O Pleno do TRT de Goiás manteve decisão da juíza Fernanda Ferreira, em uma Ação Civil Pública, que garantiu aos trabalhadores do frigorífico Marfrig, situado em Mineiros/GO, o direito ao intervalo para recuperação térmica nos termos do artigo 253 da CLT. A magistrada havia deferido liminarmente a tutela antecipada requerida pelo Ministério Público do Trabalho e ainda estabeleceu multa diária no valor de R$ 120 mil, caso a empresa descumprisse a determinação judicial. De acordo com cálculo realizado pela Vara do Trabalho de Mineiros, onde tramita a ação, a multa já soma R$ 11 milhões.
A decisão da juíza foi questionada no Mandado de Segurança nº 196/2009 e mantida pelo desembargador Mário Bottazzo em liminar.Ao analisar o mérito do pedido, a tutela antecipada foi confirmada pelo Tribunal Pleno. Em seu voto, o relator afirmou que não vislumbrou nenhuma ilegalidade na decisão de primeiro grau.
No MS, a empresa alegou a exiguidade do tempo concedido pela magistrada, cinco dias, para o cumprimento da decisão e questionou o fato de que a multa poderia chegar a valores exorbitantes.

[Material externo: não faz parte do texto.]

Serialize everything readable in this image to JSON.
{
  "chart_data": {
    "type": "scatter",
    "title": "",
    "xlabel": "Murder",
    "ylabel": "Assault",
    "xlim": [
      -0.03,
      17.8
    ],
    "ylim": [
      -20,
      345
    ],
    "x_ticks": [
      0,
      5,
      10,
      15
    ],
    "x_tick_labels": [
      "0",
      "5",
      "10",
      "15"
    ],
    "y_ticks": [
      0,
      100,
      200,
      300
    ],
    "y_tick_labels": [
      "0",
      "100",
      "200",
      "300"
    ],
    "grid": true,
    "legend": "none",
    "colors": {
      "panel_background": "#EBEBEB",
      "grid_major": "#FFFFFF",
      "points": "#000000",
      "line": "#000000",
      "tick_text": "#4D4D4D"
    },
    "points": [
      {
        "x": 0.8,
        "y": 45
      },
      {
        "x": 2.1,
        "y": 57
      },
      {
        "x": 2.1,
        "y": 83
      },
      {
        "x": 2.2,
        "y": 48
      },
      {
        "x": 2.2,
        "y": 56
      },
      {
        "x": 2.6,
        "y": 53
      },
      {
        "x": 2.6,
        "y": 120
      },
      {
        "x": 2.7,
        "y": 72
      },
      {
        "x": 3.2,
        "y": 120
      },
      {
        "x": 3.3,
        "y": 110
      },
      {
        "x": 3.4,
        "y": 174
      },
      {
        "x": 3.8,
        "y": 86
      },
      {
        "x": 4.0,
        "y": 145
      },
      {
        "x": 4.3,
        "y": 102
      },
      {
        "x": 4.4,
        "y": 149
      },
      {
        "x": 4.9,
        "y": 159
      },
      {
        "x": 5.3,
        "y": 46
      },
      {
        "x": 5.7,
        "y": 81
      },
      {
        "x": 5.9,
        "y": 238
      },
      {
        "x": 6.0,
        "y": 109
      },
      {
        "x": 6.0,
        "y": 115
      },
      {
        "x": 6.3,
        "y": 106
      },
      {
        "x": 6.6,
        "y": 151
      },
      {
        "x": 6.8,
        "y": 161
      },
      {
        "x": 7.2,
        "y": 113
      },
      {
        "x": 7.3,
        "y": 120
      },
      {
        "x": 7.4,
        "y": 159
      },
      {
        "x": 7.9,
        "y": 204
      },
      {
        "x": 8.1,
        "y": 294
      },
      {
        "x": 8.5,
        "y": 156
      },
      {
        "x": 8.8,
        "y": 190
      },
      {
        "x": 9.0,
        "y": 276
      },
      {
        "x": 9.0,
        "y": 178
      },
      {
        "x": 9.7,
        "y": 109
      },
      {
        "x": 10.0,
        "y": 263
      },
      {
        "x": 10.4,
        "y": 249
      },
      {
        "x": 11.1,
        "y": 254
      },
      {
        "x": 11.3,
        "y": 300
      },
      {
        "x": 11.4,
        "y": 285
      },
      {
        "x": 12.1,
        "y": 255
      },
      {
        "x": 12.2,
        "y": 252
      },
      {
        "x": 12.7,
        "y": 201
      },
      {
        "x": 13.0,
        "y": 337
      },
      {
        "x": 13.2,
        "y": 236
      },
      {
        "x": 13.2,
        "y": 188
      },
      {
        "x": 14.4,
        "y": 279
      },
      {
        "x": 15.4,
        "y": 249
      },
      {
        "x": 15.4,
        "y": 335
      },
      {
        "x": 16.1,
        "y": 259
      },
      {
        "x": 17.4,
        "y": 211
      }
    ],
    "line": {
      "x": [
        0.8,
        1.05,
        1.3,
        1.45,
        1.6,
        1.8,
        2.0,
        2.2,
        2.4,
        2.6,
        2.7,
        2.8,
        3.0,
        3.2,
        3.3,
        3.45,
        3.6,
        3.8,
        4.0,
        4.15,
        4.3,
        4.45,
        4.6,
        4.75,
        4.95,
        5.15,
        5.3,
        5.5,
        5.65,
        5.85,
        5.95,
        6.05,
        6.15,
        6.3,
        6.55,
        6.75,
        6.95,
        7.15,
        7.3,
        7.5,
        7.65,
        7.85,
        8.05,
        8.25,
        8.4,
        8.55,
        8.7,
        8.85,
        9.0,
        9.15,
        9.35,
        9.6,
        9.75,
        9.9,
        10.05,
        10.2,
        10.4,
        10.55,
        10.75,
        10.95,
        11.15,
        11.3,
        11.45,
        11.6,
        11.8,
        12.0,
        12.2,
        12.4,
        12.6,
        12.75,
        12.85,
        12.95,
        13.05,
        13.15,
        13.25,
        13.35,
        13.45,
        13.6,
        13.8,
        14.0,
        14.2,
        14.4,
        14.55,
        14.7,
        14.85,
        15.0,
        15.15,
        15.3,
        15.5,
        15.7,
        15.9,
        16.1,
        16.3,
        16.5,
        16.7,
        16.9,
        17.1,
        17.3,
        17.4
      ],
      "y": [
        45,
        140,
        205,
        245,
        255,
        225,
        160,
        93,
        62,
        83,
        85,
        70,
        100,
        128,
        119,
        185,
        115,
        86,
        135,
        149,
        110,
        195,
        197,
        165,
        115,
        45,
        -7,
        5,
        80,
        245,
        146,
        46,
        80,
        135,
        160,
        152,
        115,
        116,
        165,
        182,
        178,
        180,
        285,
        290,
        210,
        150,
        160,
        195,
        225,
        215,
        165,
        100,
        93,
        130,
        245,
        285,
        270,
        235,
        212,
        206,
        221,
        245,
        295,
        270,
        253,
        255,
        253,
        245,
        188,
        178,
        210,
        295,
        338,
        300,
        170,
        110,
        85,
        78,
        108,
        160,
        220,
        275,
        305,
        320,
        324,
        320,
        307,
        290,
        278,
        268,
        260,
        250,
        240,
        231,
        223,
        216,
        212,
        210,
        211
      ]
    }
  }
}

A empresa também argumentou que teria o direito de ver a matéria pacificada pelo TST já que outros regionais têm entendimento diverso. Ainda destacou a impossibilidade de conceder intervalos regulares a mais de 400 empregados sob o risco de contaminação dos alimentos por microorganismos.
Para o TRT, cabe à reclamada adotar medidas de controle, como já vem fazendo para outras situações de ingresso no ambiente de trabalho, sem atentar contra a dignidade de seus empregados.
Assim, o Pleno negou a segurança diante da inexistência de direito líquido e certo a amparar o pedido da empresa.